建通新聞社(東京)
2012/04/04
【神奈川】 厚木市入札制度改正で手持ち工事の件数制限など
厚木市は2012年度の入札契約制度改正で、受注機会の均等を目的として、工事と委託業務の手持ち件数の制限を強化する。多発するくじ引き入札の対応としては、最低制限価格算出時に無作為の調整率を乗ずる入札方法を10件ほど試行し、解消策を探る。コンサルタント業務と清掃ほか業務については、入札執行方法を一部変更する。
手持ち工事の件数制限は、土木、建築工事の上限を従来の3件から2件、舗装、造園工事の2件を1件にそれぞれ変更する。総合評価方式の手持ち件数は、簡易型と特別簡易型共に1件ずつにした。1社の手持ち工事の上限は原則4件まで。
一方、優良工事表彰者を対象としたインセンティブ発注の工事は手持ち件数の対象外とした。また、11年度に完成した工事成績評定点78点以上の工事を施工した市内企業には、同工種の手持ち件数の制限を緩和する。
例えば、工事成績評定点78点以上の土木工事を施工した市内企業には、手持ち工事の件数を1件増やし、上限を2件から3件に引き上げる。同様に造園工事の場合は上限を1件から2件とする。
最低制限価格の調整は、くじ引き発生の確率が高い土木と舗装工事のうち、10件程度を対象に試行する。対象案件は公告時に明記する方針だ。11年度のくじ引き入札の発生率とくじ参加者は、土木が89・2%で平均11社、舗装が93・2%で平均9社。
調整方法は、従来通り算出した最低制限価格に、無作為に抽出した調整率(99・51/100〜100・5/100)を乗じた金額。時限措置で、直接工事費に乗じる率を95%から「100%」に変更している従来の算出方法は、今回の改正で13年3月31日まで延長することを決めた。
コンサルタント業務(測量、建築・土木設計など)の手持ち件数については、工事と同じく制限を強化し市内企業を3件、準市内企業を2件に減らす。過去3年間に優良建設工事表彰を受けた市内企業については、手持ち制限件数の上限を1件増やしこれまでの3件を維持する。このほか、11年度に試行した「技術者数」を参加要件化した入札方法を測量と建築設計にも拡大する。

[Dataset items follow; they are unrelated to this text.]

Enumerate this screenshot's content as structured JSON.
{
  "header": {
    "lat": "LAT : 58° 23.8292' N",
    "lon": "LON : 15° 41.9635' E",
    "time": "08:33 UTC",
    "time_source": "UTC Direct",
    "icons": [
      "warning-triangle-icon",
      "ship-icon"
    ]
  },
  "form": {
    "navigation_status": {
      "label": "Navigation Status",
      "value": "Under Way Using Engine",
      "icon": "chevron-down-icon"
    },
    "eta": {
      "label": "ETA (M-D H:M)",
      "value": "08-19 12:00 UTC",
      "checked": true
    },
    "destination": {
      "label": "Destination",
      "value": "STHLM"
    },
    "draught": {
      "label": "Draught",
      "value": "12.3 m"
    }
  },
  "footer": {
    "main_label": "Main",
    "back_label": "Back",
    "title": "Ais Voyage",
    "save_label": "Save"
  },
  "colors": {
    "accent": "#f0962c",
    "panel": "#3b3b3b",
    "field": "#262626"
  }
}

清掃・警備・保守管理の業務委託では、契約検査課が執行する設計金額50万円以上の案件全てに条件付一般競争入札を導入する。このほか、市内企業の全業種の手持ち件数を6件から8件に増やし、浄化槽(汚水処理施設)保守点検業務の参加要件に「浄化槽保守点検業登録を有すること」を追加した。